I'm working with a dataset(df) which contains a column call job, where people just enter their job position.
The problem is because the data is typed manually so they contains a lot of misspelling errors. To do some calculations grouping by job, I'm trying to create a column called group, to group job with similar string together. For example:
Job | Jobgroup |
---|---|
Bartender | Bartender |
Barttender | Bartender |
Batendere | Bartender |
Engineer | Engineer |
Enginer | Engineer |
The jobgroup will be created base on the string distance method (jw method, in detail).
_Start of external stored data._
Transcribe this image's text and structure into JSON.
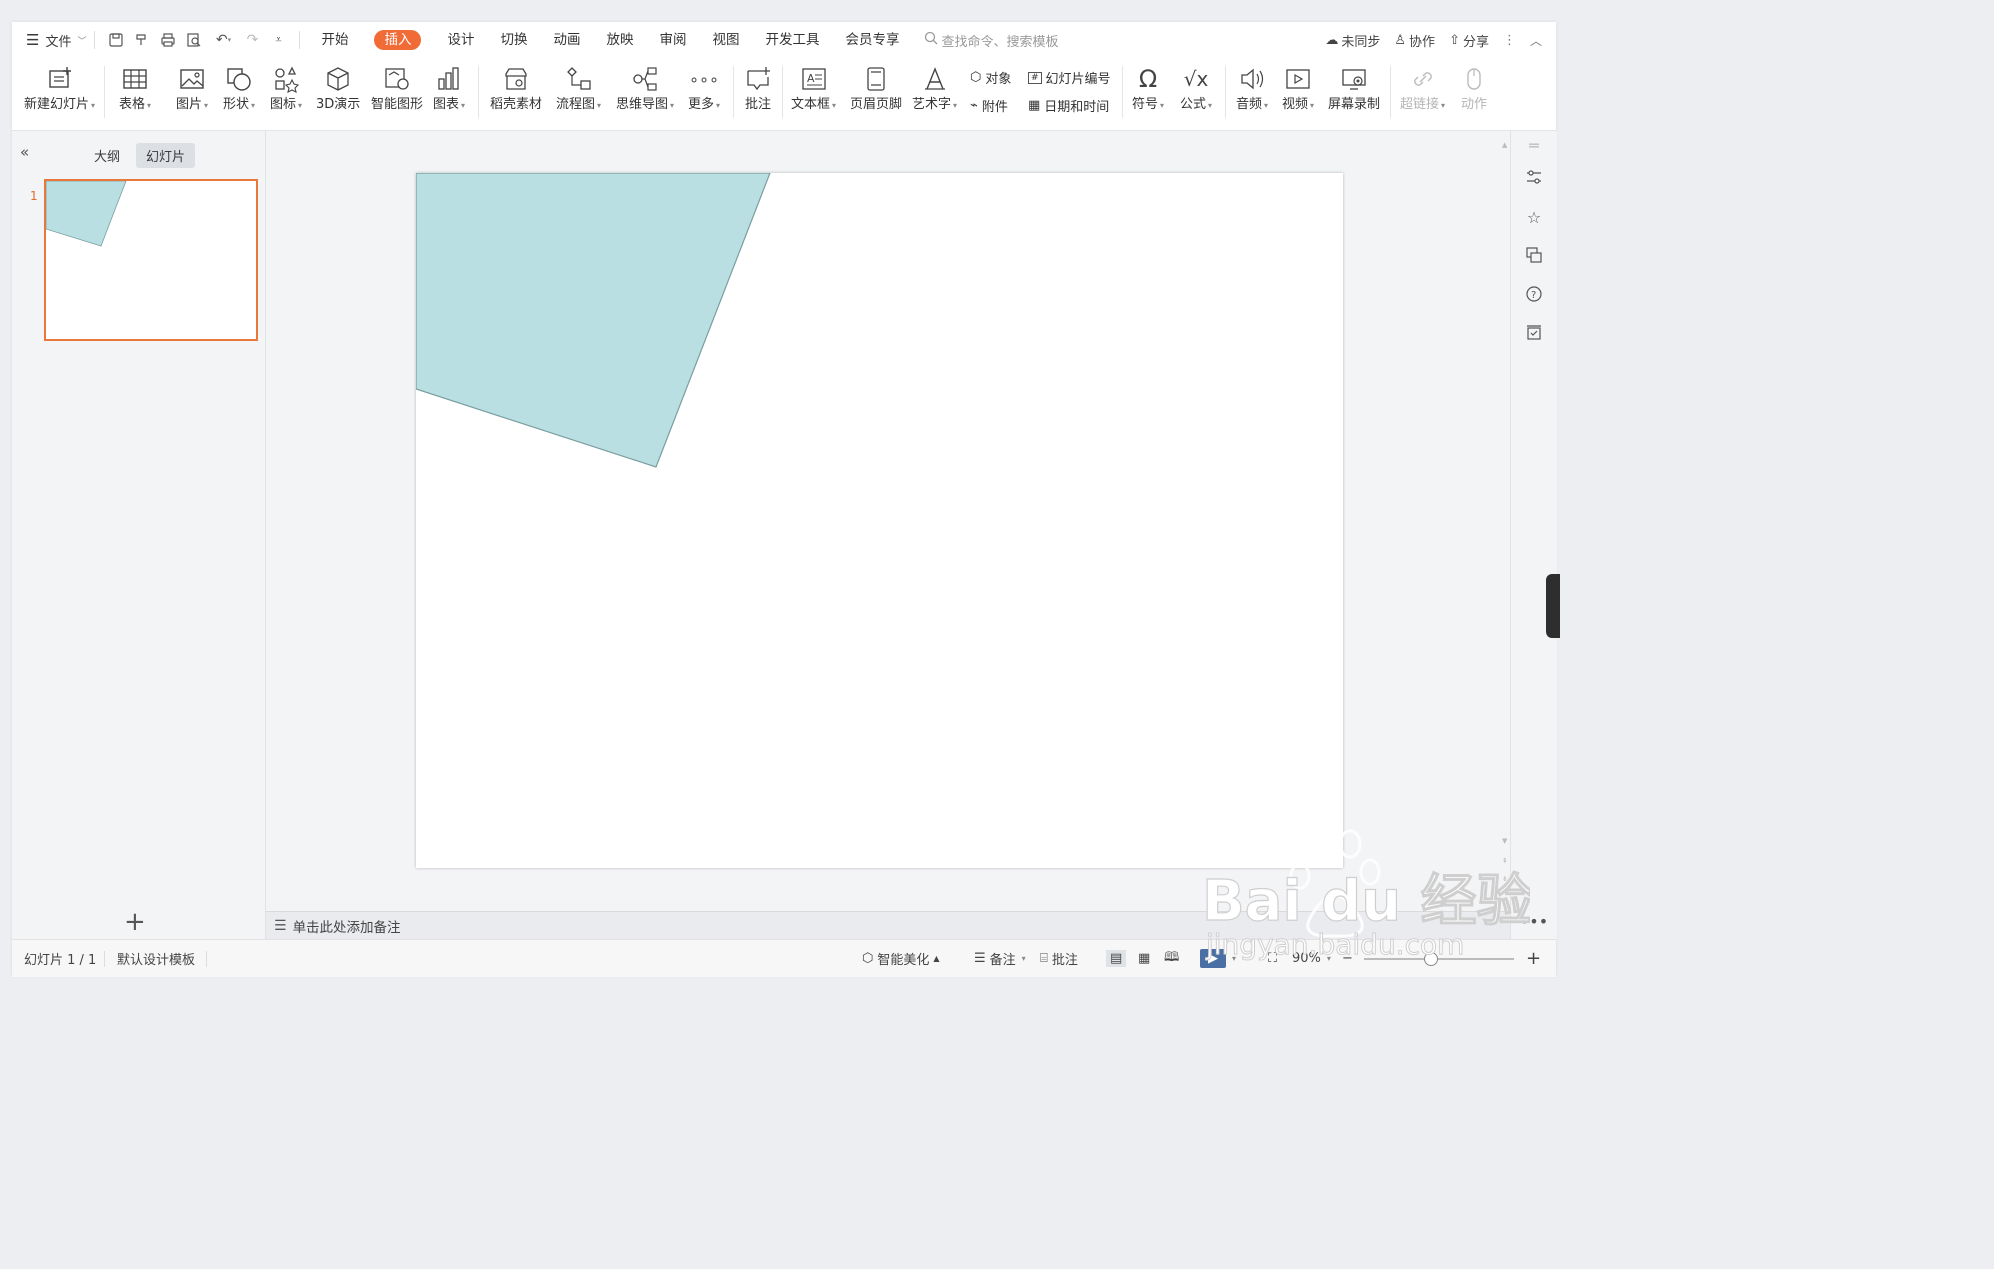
{
  "menubar": {
    "file_label": "文件",
    "tabs": [
      "开始",
      "插入",
      "设计",
      "切换",
      "动画",
      "放映",
      "审阅",
      "视图",
      "开发工具",
      "会员专享"
    ],
    "active_tab": "插入",
    "search_placeholder": "查找命令、搜索模板",
    "right": {
      "sync": "未同步",
      "collab": "协作",
      "share": "分享"
    }
  },
  "ribbon": {
    "new_slide": "新建幻灯片",
    "table": "表格",
    "picture": "图片",
    "shape": "形状",
    "icon": "图标",
    "demo3d": "3D演示",
    "smartart": "智能图形",
    "chart": "图表",
    "material": "稻壳素材",
    "flowchart": "流程图",
    "mindmap": "思维导图",
    "more": "更多",
    "comment": "批注",
    "textbox": "文本框",
    "header_footer": "页眉页脚",
    "wordart": "艺术字",
    "object": "对象",
    "slide_number": "幻灯片编号",
    "attachment": "附件",
    "datetime": "日期和时间",
    "symbol": "符号",
    "formula": "公式",
    "audio": "音频",
    "video": "视频",
    "screen_record": "屏幕录制",
    "hyperlink": "超链接",
    "action": "动作"
  },
  "left_panel": {
    "tab_outline": "大纲",
    "tab_slides": "幻灯片",
    "slide_number": "1"
  },
  "slide": {
    "shape_fill": "#b9dfe2",
    "shape_stroke": "#7a9ea0"
  },
  "notes_placeholder": "单击此处添加备注",
  "status": {
    "slide_info": "幻灯片 1 / 1",
    "template": "默认设计模板",
    "beautify": "智能美化",
    "notes": "备注",
    "comment": "批注",
    "zoom": "90%"
  },
  "watermark": {
    "brand": "Bai du 经验",
    "url": "jingyan.baidu.com"
  }
}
I tried two appoach which give me quite the desired results. 1 is running a loop as follow:
library(stringdist)
for (i in seq(1:nrow(df))){
for (j in seq(i:nrow(df))){
if (df$group[j]=="nogroup" & ){ #space correct
if (stringdist(df$job[i],df$job[j],method="jw")<0.10){
df$group[j] <- df$group[i]
}
}
}
}
2 is using hierarchical classification using string distance with hclust() function. The 1st step of this one is to create a distance matrix(which won't work if I have 1.8mil rows) The problem is my dataset contains around 1.8 millions rows so both two approach above won't finish in even hours.
So I'm here looking for any ideas, propositions and experiences that can help me.